Wie divers die App nun wirklich ist, wollte ich von Alisa* wissen. Sie ist 26, queer und lebt zusammen mit ihrem Partner teils polygam und teils polyamorös. Ihr falle es schwer ihre Beziehung zu labeln, sagt sie. Auf OkCupid machte sie jedoch die Erfahrung, dass Sexualisierung eine große Rolle spielt. Für sich und ihren Freund jemanden zu finden, der ihre Werte von Empathie und Respekt teile, sei schwierig gewesen. Antworten auf ihre Fragen erhielt sie keine. Je direkter sie ihren Wunsch jedoch äußerte, desto direkter war das Feedback.
„Ich war irritiert, weil wir ja nicht sofort im ersten Satz sexualisiert werden wollen. Eigentlich möchten wir einen respektvollen Umgang miteinander haben und ich hatte das Gefühl, dass ich mit meinem respektvollen Umgang nicht den Nabel der Zeit treffe“, sagt Alisa.
Das Konzept, mit dem OkCupid bei User*innen wirbt, gefällt ihr nur zum Teil. „Ich hatte alle Gender in meinem Filter, beziehungsweise in meinem Filter mit aufgenommen. Ich fand es schön, dass OkCupid versucht diese Diversität anzubieten und dem eine Plattform bietet. Trotzdem waren binäre und Transidentitäten auf OkCupid nicht viel vertreten.“
Der Algorithmus neigt zur Reproduktion unbewusster Verhaltensmuster
Auch wenn uns Plattformen wie Tinder, Bumble oder OkCupid die große Liebe versprechen, leben sie von ihren aktiven Nutzer*innen. Damit diese der App erhalten bleiben, ist individuell optimierter Content entscheidend.
Der verhaltensoptimierte Matching-Algorithmus spielt eine gewichtige Rolle. Denn mit jedem Swipe, jeder beantworteten Frage und jedem Multiple-Choice-Test füttern wir den Algorithmus der jeweiligen Dating-Plattform – und das macht jede der drei Apps in gewisser Weise auch oberflächlich.

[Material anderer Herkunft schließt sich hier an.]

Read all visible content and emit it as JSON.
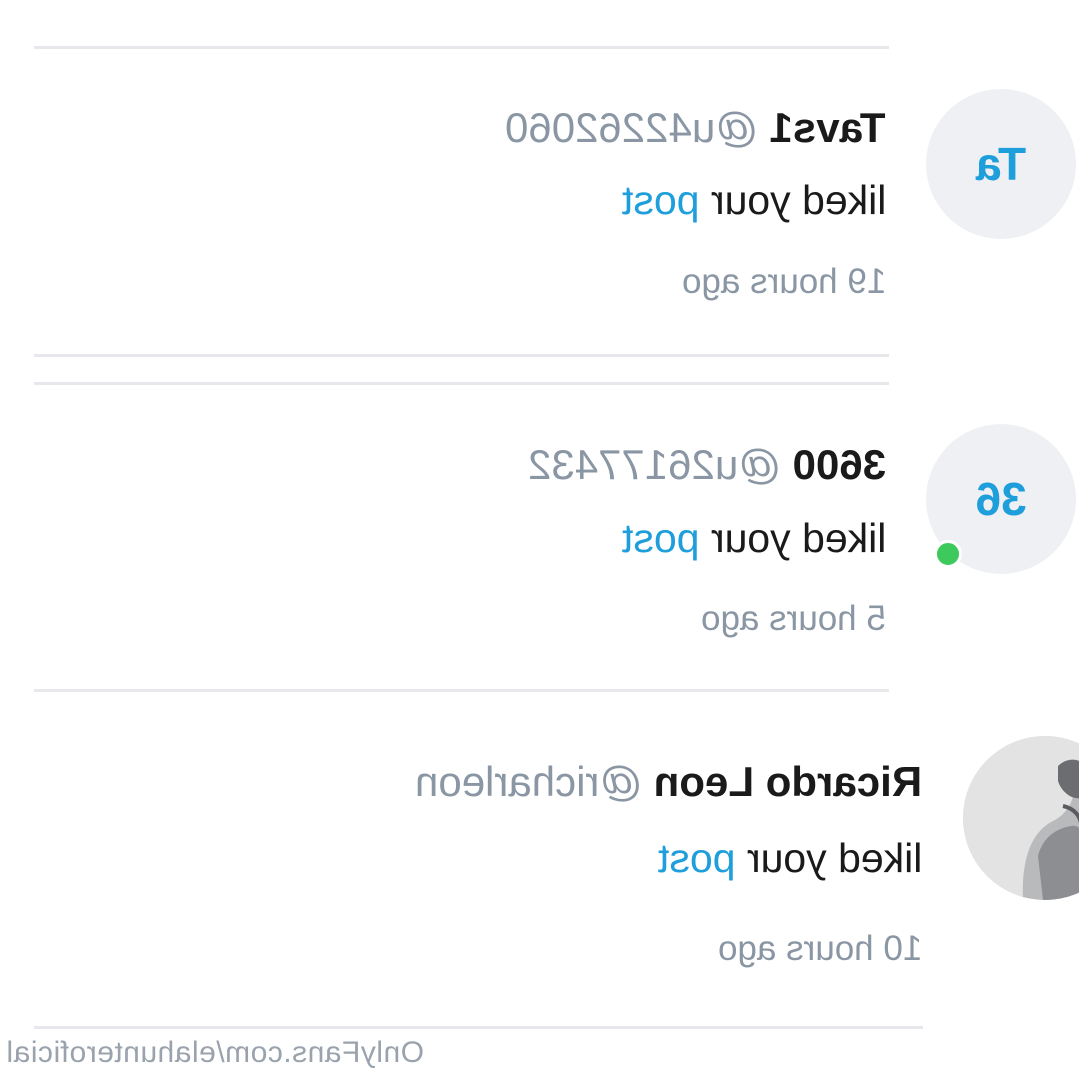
{
  "notifications": [
    {
      "name": "Tavs1",
      "handle": "@u42262060",
      "action": "liked your",
      "action_link": "post",
      "time": "19 hours ago",
      "avatar_initials": "Ta",
      "online": false
    },
    {
      "name": "3600",
      "handle": "@u26177432",
      "action": "liked your",
      "action_link": "post",
      "time": "5 hours ago",
      "avatar_initials": "36",
      "online": true
    },
    {
      "name": "Ricardo Leon",
      "handle": "@richarleon",
      "action": "liked your",
      "action_link": "post",
      "time": "10 hours ago",
      "avatar_initials": "",
      "online": false
    }
  ],
  "watermark": "OnlyFans.com/elahunteroficial",
  "colors": {
    "link": "#1e9fdb",
    "muted": "#8a96a3",
    "text": "#1a1a1a",
    "divider": "#e6e8ec",
    "online": "#3ec95c"
  }
}
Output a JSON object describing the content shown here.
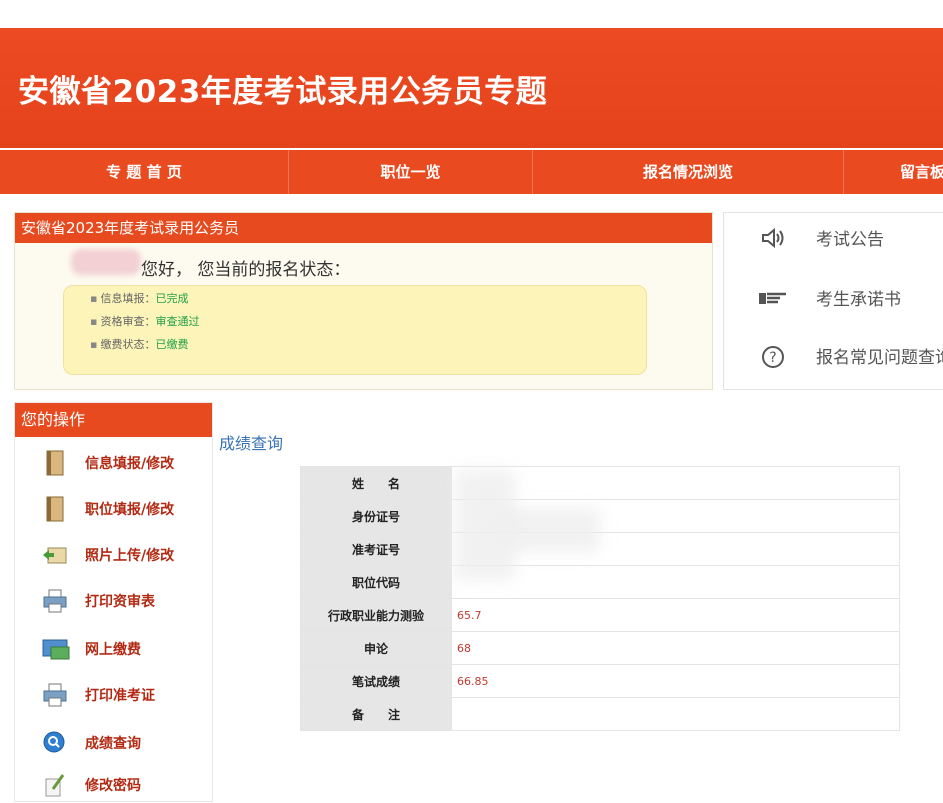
{
  "banner": {
    "title": "安徽省2023年度考试录用公务员专题"
  },
  "nav": {
    "items": [
      {
        "label": "专 题 首 页"
      },
      {
        "label": "职位一览"
      },
      {
        "label": "报名情况浏览"
      },
      {
        "label": "留言板"
      }
    ]
  },
  "status_panel": {
    "header": "安徽省2023年度考试录用公务员",
    "greeting": "您好， 您当前的报名状态：",
    "rows": [
      {
        "label": "信息填报：",
        "value": "已完成"
      },
      {
        "label": "资格审查：",
        "value": "审查通过"
      },
      {
        "label": "缴费状态：",
        "value": "已缴费"
      }
    ]
  },
  "quick_links": [
    {
      "label": "考试公告",
      "icon": "speaker-icon"
    },
    {
      "label": "考生承诺书",
      "icon": "hand-pointer-icon"
    },
    {
      "label": "报名常见问题查询",
      "icon": "question-circle-icon"
    }
  ],
  "operations": {
    "header": "您的操作",
    "items": [
      {
        "label": "信息填报/修改",
        "icon": "book-icon"
      },
      {
        "label": "职位填报/修改",
        "icon": "book-icon"
      },
      {
        "label": "照片上传/修改",
        "icon": "photo-upload-icon"
      },
      {
        "label": "打印资审表",
        "icon": "printer-icon"
      },
      {
        "label": "网上缴费",
        "icon": "payment-card-icon"
      },
      {
        "label": "打印准考证",
        "icon": "printer-icon"
      },
      {
        "label": "成绩查询",
        "icon": "magnifier-icon"
      },
      {
        "label": "修改密码",
        "icon": "pencil-paper-icon"
      }
    ]
  },
  "score": {
    "title": "成绩查询",
    "rows": [
      {
        "label": "姓　　名",
        "value": ""
      },
      {
        "label": "身份证号",
        "value": ""
      },
      {
        "label": "准考证号",
        "value": ""
      },
      {
        "label": "职位代码",
        "value": ""
      },
      {
        "label": "行政职业能力测验",
        "value": "65.7"
      },
      {
        "label": "申论",
        "value": "68"
      },
      {
        "label": "笔试成绩",
        "value": "66.85"
      },
      {
        "label": "备　　注",
        "value": ""
      }
    ]
  },
  "colors": {
    "brand_red": "#e64a1e",
    "status_green": "#22a14a",
    "score_red": "#c0392b",
    "link_blue": "#3873b3"
  }
}
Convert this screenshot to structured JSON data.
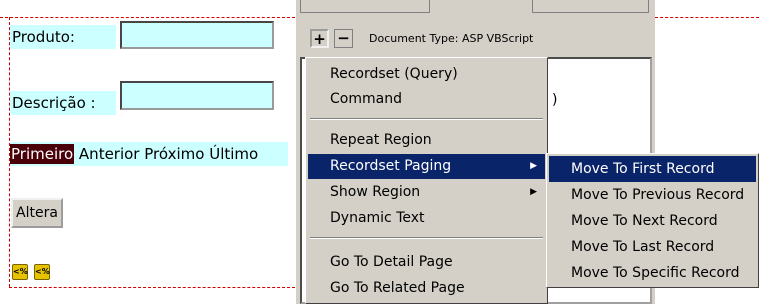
{
  "form": {
    "produto_label": "Produto:",
    "produto_value": "",
    "descricao_label": "Descrição :",
    "descricao_value": "",
    "nav": {
      "first": "Primeiro",
      "previous": "Anterior",
      "next": "Próximo",
      "last": "Último"
    },
    "submit_label": "Altera",
    "asp_icons": [
      "asp-script-icon",
      "asp-script-icon"
    ]
  },
  "panel": {
    "add_label": "+",
    "remove_label": "−",
    "document_type": "Document Type: ASP VBScript",
    "list_fragment": ")"
  },
  "context_menu": {
    "items": [
      {
        "label": "Recordset (Query)"
      },
      {
        "label": "Command"
      },
      {
        "label": "Repeat Region"
      },
      {
        "label": "Recordset Paging",
        "highlighted": true,
        "submenu": true
      },
      {
        "label": "Show Region",
        "submenu": true
      },
      {
        "label": "Dynamic Text"
      },
      {
        "label": "Go To Detail Page"
      },
      {
        "label": "Go To Related Page"
      }
    ],
    "submenu_arrow": "▶"
  },
  "submenu": {
    "items": [
      {
        "label": "Move To First Record",
        "highlighted": true
      },
      {
        "label": "Move To Previous Record"
      },
      {
        "label": "Move To Next Record"
      },
      {
        "label": "Move To Last Record"
      },
      {
        "label": "Move To Specific Record"
      }
    ]
  },
  "colors": {
    "menu_highlight": "#0a246a",
    "cyan_cell": "#ccffff",
    "design_border": "#d40000",
    "nav_first_bg": "#4a0008"
  }
}
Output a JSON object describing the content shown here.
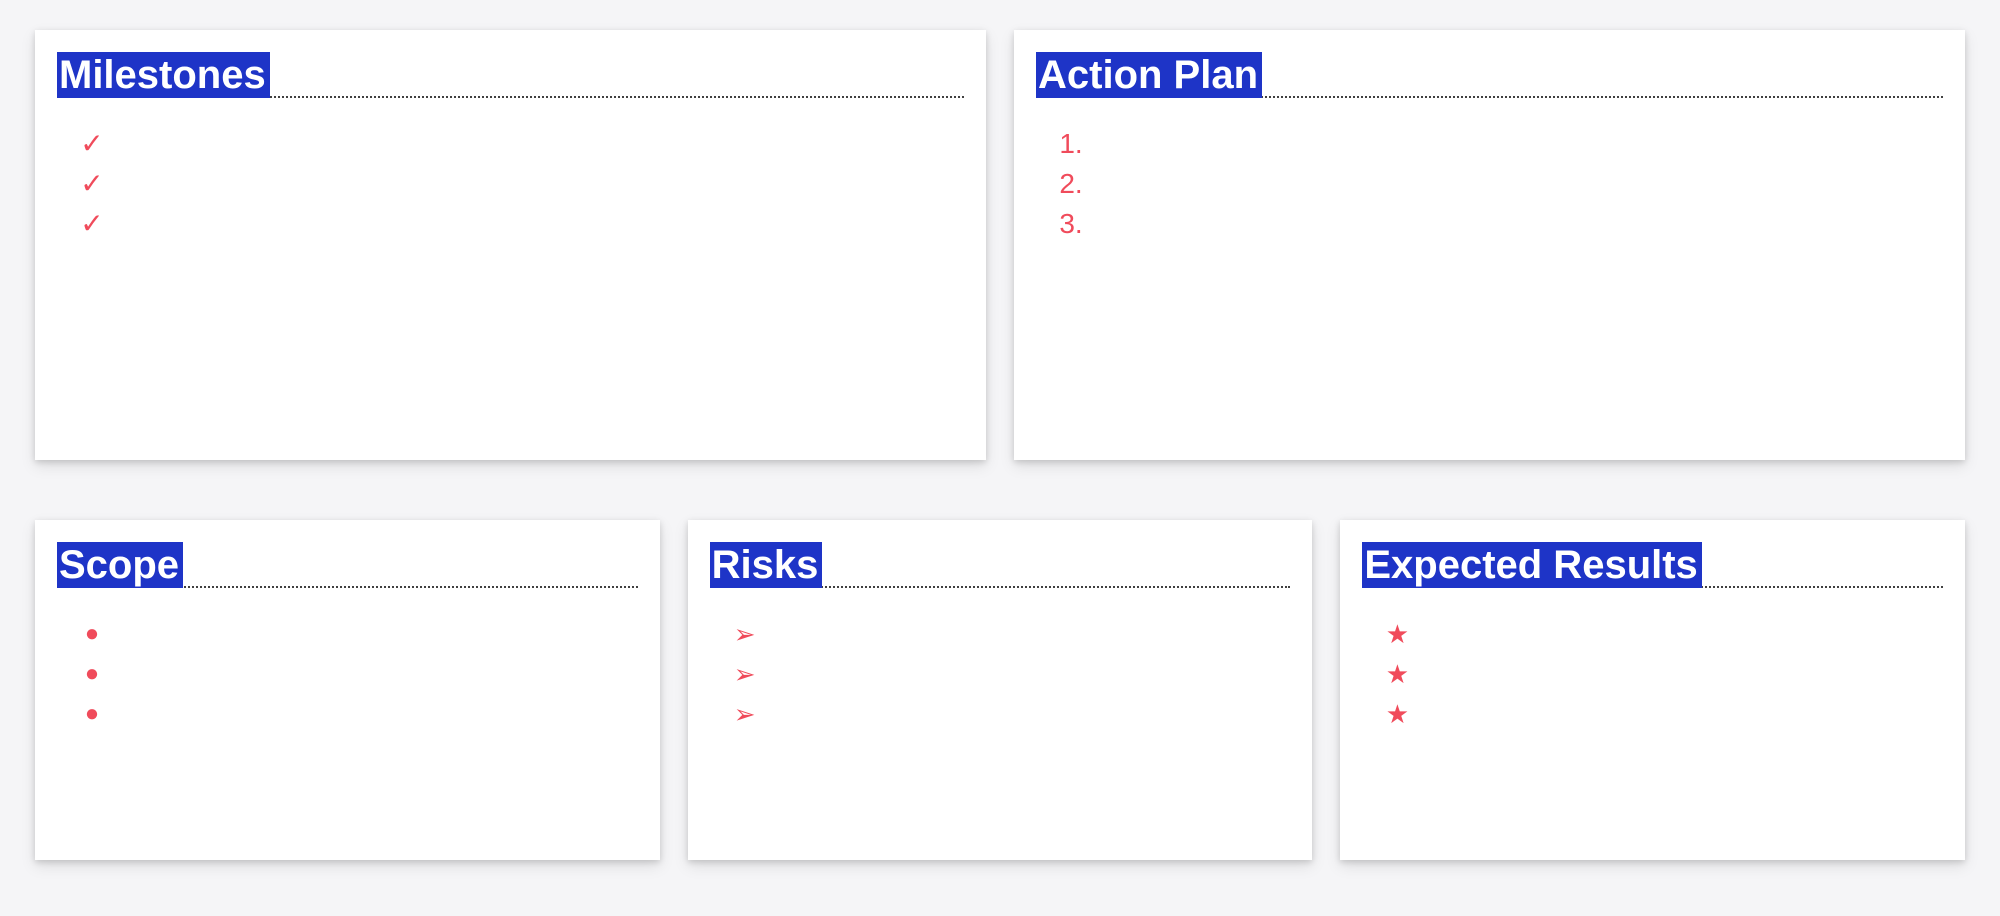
{
  "cards": {
    "milestones": {
      "title": "Milestones",
      "bullets": [
        "check",
        "check",
        "check"
      ],
      "items": [
        "",
        "",
        ""
      ]
    },
    "action_plan": {
      "title": "Action Plan",
      "bullets": [
        "1.",
        "2.",
        "3."
      ],
      "items": [
        "",
        "",
        ""
      ]
    },
    "scope": {
      "title": "Scope",
      "bullets": [
        "dot",
        "dot",
        "dot"
      ],
      "items": [
        "",
        "",
        ""
      ]
    },
    "risks": {
      "title": "Risks",
      "bullets": [
        "arrow",
        "arrow",
        "arrow"
      ],
      "items": [
        "",
        "",
        ""
      ]
    },
    "expected_results": {
      "title": "Expected Results",
      "bullets": [
        "star",
        "star",
        "star"
      ],
      "items": [
        "",
        "",
        ""
      ]
    }
  },
  "glyphs": {
    "check": "✓",
    "dot": "●",
    "arrow": "➢",
    "star": "★"
  },
  "colors": {
    "title_bg": "#1e34c7",
    "title_fg": "#ffffff",
    "accent": "#f04b5b"
  }
}
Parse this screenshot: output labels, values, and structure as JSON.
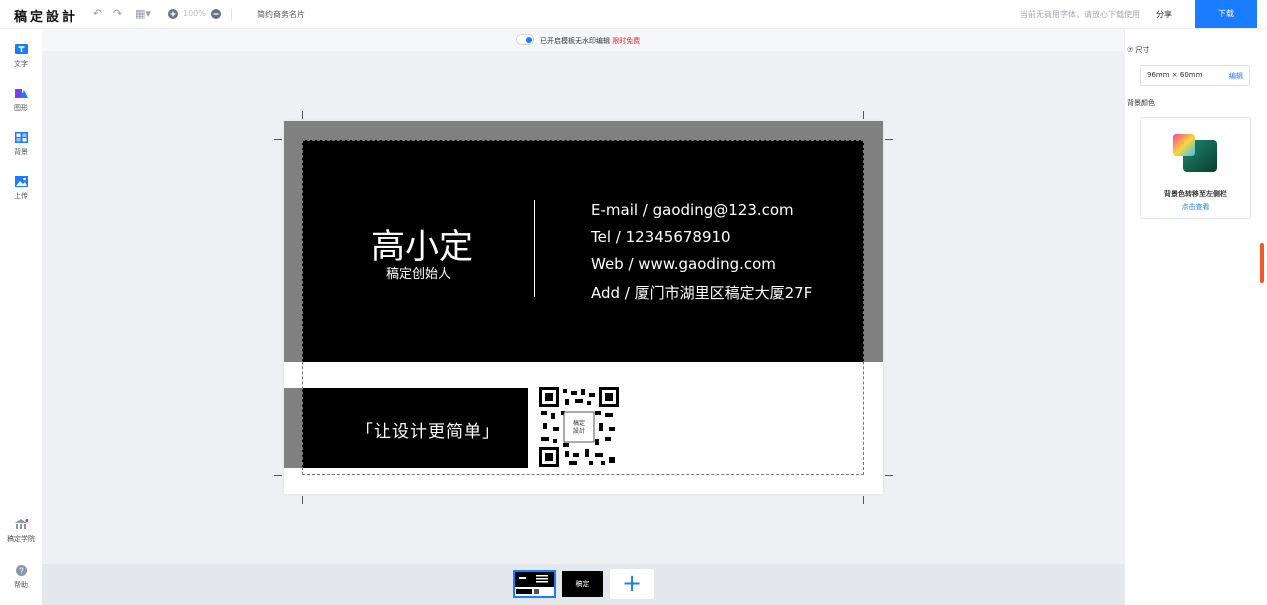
{
  "app": {
    "logo": "稿定設計"
  },
  "toolbar": {
    "zoom": "100%",
    "doc_title": "简约商务名片",
    "font_tip": "当前无商用字体，请放心下载使用",
    "share_label": "分享",
    "download_label": "下载"
  },
  "sidebar": {
    "items": [
      {
        "label": "文字",
        "icon": "text-icon"
      },
      {
        "label": "图形",
        "icon": "shape-icon"
      },
      {
        "label": "背景",
        "icon": "background-icon"
      },
      {
        "label": "上传",
        "icon": "upload-icon"
      }
    ],
    "academy_label": "稿定学院",
    "help_label": "帮助"
  },
  "watermark": {
    "text": "已开启模板无水印编辑",
    "free_text": "限时免费",
    "enabled": true
  },
  "card": {
    "name": "高小定",
    "role": "稿定创始人",
    "email": "E-mail / gaoding@123.com",
    "tel": "Tel / 12345678910",
    "web": "Web / www.gaoding.com",
    "address": "Add / 厦门市湖里区稿定大厦27F",
    "slogan": "「让设计更简单」",
    "qr_center": "稿定\n設計"
  },
  "panel": {
    "size_label": "尺寸",
    "size_value": "96mm × 60mm",
    "edit_label": "编辑",
    "bg_color_label": "背景颜色",
    "bg_tip": "背景色转移至左侧栏",
    "bg_view": "点击查看"
  },
  "pages": {
    "thumb2_label": "稿定",
    "add_label": "+"
  },
  "colors": {
    "accent": "#1a7cff",
    "promo_red": "#f5222d",
    "card_black": "#000000",
    "card_gray": "#808080"
  }
}
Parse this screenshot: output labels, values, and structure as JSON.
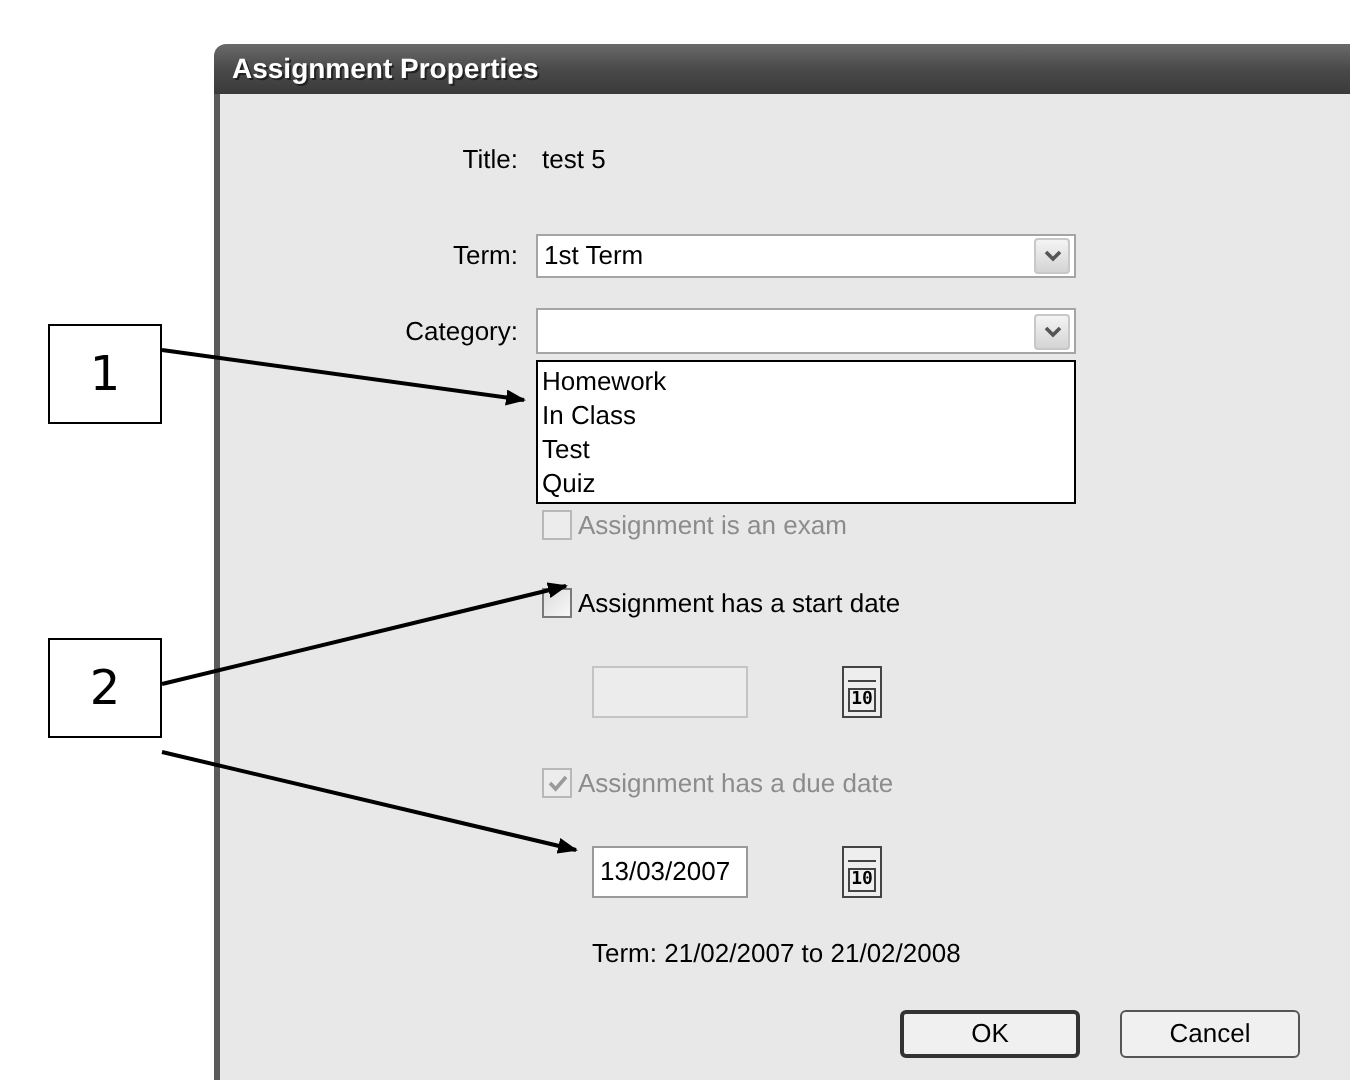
{
  "window": {
    "title": "Assignment Properties"
  },
  "title_row": {
    "label": "Title:",
    "value": "test 5"
  },
  "term": {
    "label": "Term:",
    "value": "1st Term"
  },
  "category": {
    "label": "Category:",
    "expanded": true,
    "options": [
      {
        "label": "Homework"
      },
      {
        "label": "In Class"
      },
      {
        "label": "Test"
      },
      {
        "label": "Quiz"
      }
    ]
  },
  "exam_checkbox": {
    "label": "Assignment is an exam",
    "checked": false,
    "disabled": true
  },
  "start_date": {
    "label": "Assignment has a start date",
    "checked": false,
    "disabled": false,
    "field_disabled": true,
    "calendar_glyph": "10"
  },
  "due_date": {
    "label": "Assignment has a due date",
    "checked": true,
    "disabled": true,
    "value": "13/03/2007",
    "field_disabled": false,
    "calendar_glyph": "10"
  },
  "term_range": "Term: 21/02/2007 to 21/02/2008",
  "buttons": [
    {
      "label": "OK",
      "default": true
    },
    {
      "label": "Cancel",
      "default": false
    }
  ],
  "callouts": [
    {
      "label": "1"
    },
    {
      "label": "2"
    }
  ]
}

Swipen wir zum Beispiel immer Menschen mit denselben uns sympathischen Merkmalen nach rechts, wird der Algorithmus uns auch immer mehr potenzielle Matches dieser Art anzeigen. Der Algorithmus neigt also dazu, unsere bereits bestehenden Dating-Muster zu bedienen. OkCupid macht das etwa ganz bewusst mit seinem Filter „Match“. In dieser Sektion werden mir zum Beispiel nur Frauen angezeigt, die eine 85 bis 95 prozentige Gemeinsamkeit mit meinen eigenen Vorstellungen aufweisen. Wie beta stories vom Bayrischen Rundfunk in einem Video erklären, kann der Algorithmus dadurch unbewusste Verhaltensmuster und Stereotype reproduzieren.
Progressivität lässt sich heute gut verkaufen, dass ist kein Geheimnis mehr. Dass sie jedoch mittlerweile auf den größten Dating-Plattformen zur Selbstverständlichkeit gehört, ist in Zeiten wachsender Intoleranz das richtige Signal. Nicht zuletzt geht es um den Wert eines jeden Menschen an sich, und der sollte immer gleich sein.
Trotz Matching-Algorithmus arbeiten Dating-Plattformen heute daran, der Diversität unserer Gesellschaft gerechter zu werden. Und Worst Online Dater scheint sein Glück gefunden zu haben. Zumindest ist es auf seinem offiziellen Blog, auf dem er sein misslungenes Dating-Leben öffentlichkeitswirksam zur Schau stellte, seit einem Jahr still.
*Die Namen wurden von der Redaktion geändert.